Are there baseball seasons good enough to get Adam Wainwright past Dwight Gooden? Sure there are. Jacob deGrom and Max Scherzer just had seasons that good in 2018. But, while neither was young, per se, by baseball standards (it was deGrom’s age-30 season and Scherzer’s age-33), there is a big leap to get to Adam Wainwright’s age-40 season which looms ahead. Now, Adam Wainwright at any age, while once one of the best pitchers in the sport, never put a season quite that good. But I just want to know how far back I would have to dig to find an age-40 season in which a pitcher was good enough to get Adam Wainwright to this level of Hall of Fame worthiness. I want to confine my results to the integration era, as, while this whole exercise is based on some level of silliness, I don’t think asking Adam Wainwright to win 40 games and pitch 400 innings is particularly fair.
- 2004 Randy Johnson: In his final season with the Arizona Diamondbacks, the age-40 Randy Johnson deserved his fifth Cy Young Award in six seasons. His so-so 16-14 record held him back, but The Big Unit posted a 2.60 ERA and 2.30 FIP in what was still very much an offensive-driven era. If Adam Wainwright can replicate Johnson’s 8.2 bWAR and 9.4 fWAR, this would give the Cardinals starter an edge over Gooden in combined career WAR and, astonishingly, a slightly edge by peak WAR. Yeah, this would do.
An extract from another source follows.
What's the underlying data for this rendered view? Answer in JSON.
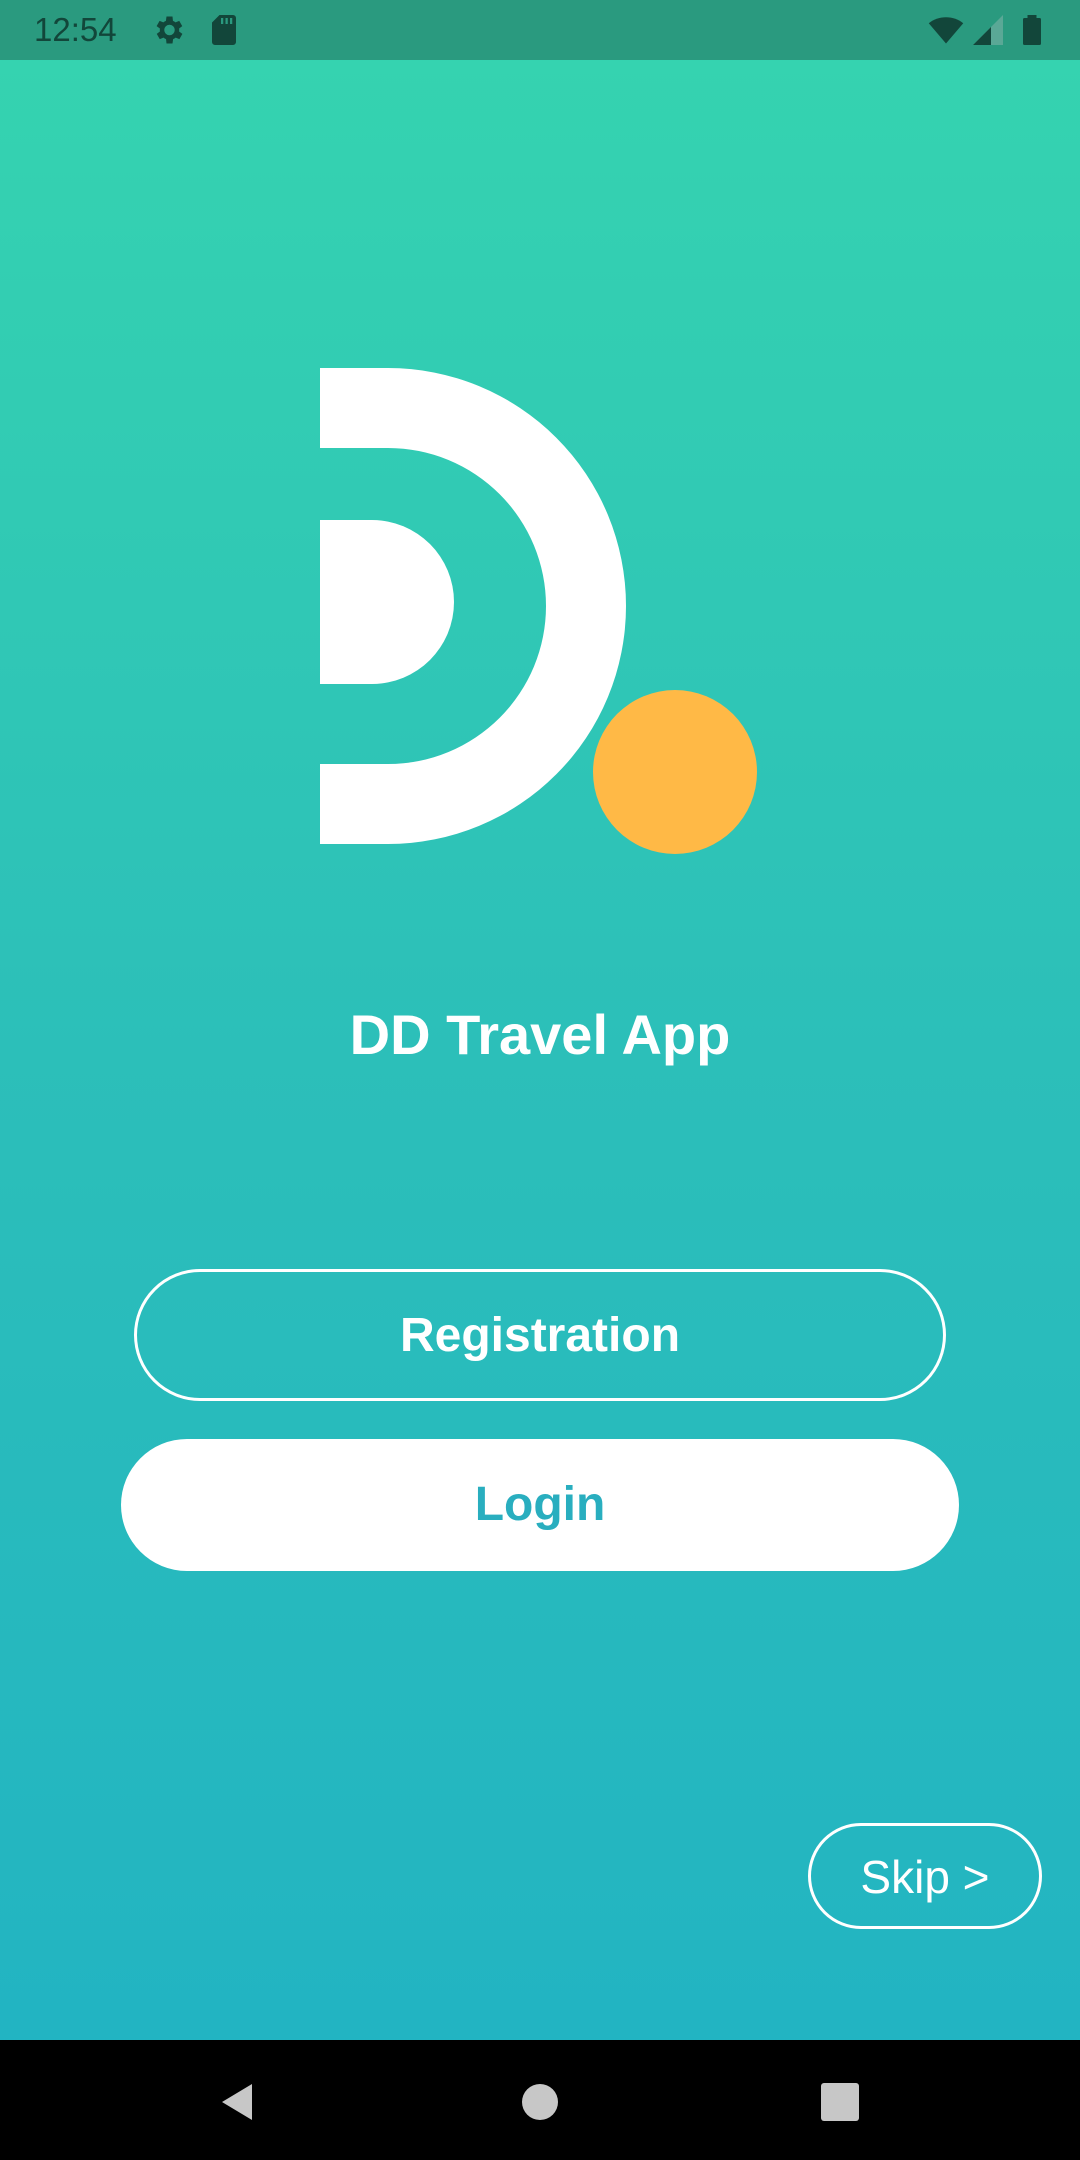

- 2005 Roger Clemens: A year after stealing Randy Johnson’s Cy Young Award, Houston Astros ace Roger Clemens probably deserved Chris Carpenter’s 2005 award. In 211 1/3 innings (a mark higher than I would expect from Wainwright but not that out of line), Clemens, who turned forty-three years old in August, finished the season with a league-best 1.87 ERA and 2.87 FIP. He even had his career-best season at the plate, with a .523 OPS that could have qualified him to be Yadier Molina’s backup catcher. And yet while these were beneficial to Wainwright’s totals and his peaks, it leaves his JAWS at 47.2.
- 1989 Nolan Ryan: The then-42 year-old Ryan got a bit of a career reprieve when he moved at age 42 to the American League and stopped having to bat for himself–this could be something that happens to Adam Wainwright as well, though he will certainly be less receptive to (and, as a relatively competent for a pitcher hitter, less helped by) it. Nolan Ryan finished fifth in Cy Young voting with a 3.20 ERA and a 2.51 FIP in 239 1/3 innings. It was a terrific season. It would help Adam Wainwright close most of his gap. It would, however, leave his JAWS at 45.9, just short of Dwight Gooden’s mark.
So basically what I’m saying is that if Adam Wainwright has a once-every-seventy-five-years season, he should probably make it into Cooperstown. Will this happen? I highly doubt it. Even in the “he falls short but not short enough to not make it” hypothetical, the “easiest” path is likely for Adam Wainwright to post 8.1 WAR under both methods. But if you’d told me four years ago when his career looked absolutely left for dead that I would even half-heartedly entertain the notion, I would have doubted that even more. Godspeed, Waino.